What this demonstrates¶

How the reactive replica autoscaler (CONCEPT:OS-5.29, agent_utilities/orchestration/fleet_autoscaler.py) turns a declared scaling: block plus a live load signal into a policy-gated scale_service proposal — with the exact target-tracking math, the cooldown/flap guard, and what lands in the KG.

Deep dive: fleet_autonomy.md and gateway_scaling.md.

Prerequisites (ladder rung)¶

The "gateway + host daemon" rung or above — see deployment configurations. The autoscaler is a leader-only maintenance tick registered by the engine's consolidated scheduler (knowledge_graph/core/engine_tasks.py):

Flag	Default	Meaning
`FLEET_AUTOSCALER`	`False` (off)	Opt-in: register the leader-only autoscale tick. With the default dry-run actuator (`FLEET_ACTUATOR=dryrun`) it records intent without mutating anything.
`FLEET_AUTOSCALER_INTERVAL`	`60.0`	Seconds between ticks.
`SCALING_PROMETHEUS_URL`	unset	Set → signals come from instant HTTP queries against that Prometheus (`PrometheusHttpProvider`); unset → the zero-infra `LocalMetricsProvider` reads this process's own gauges.
`FLEET_RECONCILER_MAX_ACTIONS`	`5`	Shared per-tick action budget (also used by the autoscaler).

export FLEET_AUTOSCALER=1

1. Declaring scaling bounds (`scaling:` block)¶

A service is never autoscaled without a declared block — max, signal and target are required (no implicit ceiling, no implicit metric), and any invalid block is dropped with a warning rather than guessed at (parse_scaling_spec in orchestration/fleet_reconciler.py).

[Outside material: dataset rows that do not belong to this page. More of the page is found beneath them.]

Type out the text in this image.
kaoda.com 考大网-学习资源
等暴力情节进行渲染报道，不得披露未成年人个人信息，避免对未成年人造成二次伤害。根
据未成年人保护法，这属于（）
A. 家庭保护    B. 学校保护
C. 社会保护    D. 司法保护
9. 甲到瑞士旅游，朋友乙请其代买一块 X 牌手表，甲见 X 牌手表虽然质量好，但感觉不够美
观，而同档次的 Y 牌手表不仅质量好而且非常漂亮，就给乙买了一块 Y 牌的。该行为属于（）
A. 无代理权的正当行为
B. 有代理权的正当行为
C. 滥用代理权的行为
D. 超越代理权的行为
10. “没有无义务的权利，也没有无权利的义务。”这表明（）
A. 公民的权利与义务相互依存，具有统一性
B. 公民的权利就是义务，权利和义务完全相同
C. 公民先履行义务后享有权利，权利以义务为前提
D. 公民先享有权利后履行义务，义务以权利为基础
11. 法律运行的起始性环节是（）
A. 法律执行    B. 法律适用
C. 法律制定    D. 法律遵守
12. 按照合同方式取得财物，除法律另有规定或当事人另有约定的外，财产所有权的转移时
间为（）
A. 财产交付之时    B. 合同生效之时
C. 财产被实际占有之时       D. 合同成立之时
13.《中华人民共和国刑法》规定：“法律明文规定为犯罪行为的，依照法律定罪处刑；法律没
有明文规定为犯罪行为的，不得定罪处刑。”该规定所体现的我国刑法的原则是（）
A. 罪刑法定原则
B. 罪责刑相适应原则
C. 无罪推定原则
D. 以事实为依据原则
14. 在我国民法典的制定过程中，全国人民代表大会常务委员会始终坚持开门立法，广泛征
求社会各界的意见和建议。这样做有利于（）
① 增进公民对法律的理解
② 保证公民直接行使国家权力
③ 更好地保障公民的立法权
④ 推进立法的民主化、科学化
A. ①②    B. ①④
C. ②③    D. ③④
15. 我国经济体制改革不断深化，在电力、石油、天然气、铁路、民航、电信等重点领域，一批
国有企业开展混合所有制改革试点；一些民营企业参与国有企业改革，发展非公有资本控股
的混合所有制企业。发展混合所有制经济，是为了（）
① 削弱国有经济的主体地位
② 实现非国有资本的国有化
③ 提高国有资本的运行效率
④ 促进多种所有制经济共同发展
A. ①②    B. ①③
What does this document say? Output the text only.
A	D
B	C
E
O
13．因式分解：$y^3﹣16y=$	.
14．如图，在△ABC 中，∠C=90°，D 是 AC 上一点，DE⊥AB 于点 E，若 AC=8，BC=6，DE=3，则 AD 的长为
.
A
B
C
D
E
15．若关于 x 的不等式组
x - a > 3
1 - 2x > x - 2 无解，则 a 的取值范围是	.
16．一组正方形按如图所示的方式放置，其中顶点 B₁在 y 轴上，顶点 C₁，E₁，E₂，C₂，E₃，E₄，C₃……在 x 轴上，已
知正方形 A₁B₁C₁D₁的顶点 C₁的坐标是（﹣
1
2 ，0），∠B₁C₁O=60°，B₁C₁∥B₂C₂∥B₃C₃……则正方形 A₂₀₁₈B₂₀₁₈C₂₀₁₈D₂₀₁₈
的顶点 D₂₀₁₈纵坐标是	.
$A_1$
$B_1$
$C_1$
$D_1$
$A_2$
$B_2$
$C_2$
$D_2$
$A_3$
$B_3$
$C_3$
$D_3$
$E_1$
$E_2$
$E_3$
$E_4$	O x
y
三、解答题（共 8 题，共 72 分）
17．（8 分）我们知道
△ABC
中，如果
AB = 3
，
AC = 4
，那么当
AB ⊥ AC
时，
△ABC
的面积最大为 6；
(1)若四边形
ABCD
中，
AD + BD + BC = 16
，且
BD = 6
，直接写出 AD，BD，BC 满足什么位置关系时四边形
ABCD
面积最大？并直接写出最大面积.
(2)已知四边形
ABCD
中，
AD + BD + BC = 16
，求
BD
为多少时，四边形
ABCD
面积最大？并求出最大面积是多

Schema (verified against ScalingSpec / parse_scaling_spec):

scaling:
  min: 1            # replica floor (>= 0; default 1)
  max: 3            # replica ceiling (REQUIRED; >= min)
  signal: queue_depth  # REQUIRED: queue_depth | consumer_lag | cpu | custom
  target: 200       # REQUIRED (> 0): per-replica target value for the signal
  scale_up_step: 1  # max replicas added per evaluation (default 1)
  scale_down_step: 1  # max replicas removed per evaluation (default 1)
  cooldown_s: 300   # min seconds between scale actions (default 300)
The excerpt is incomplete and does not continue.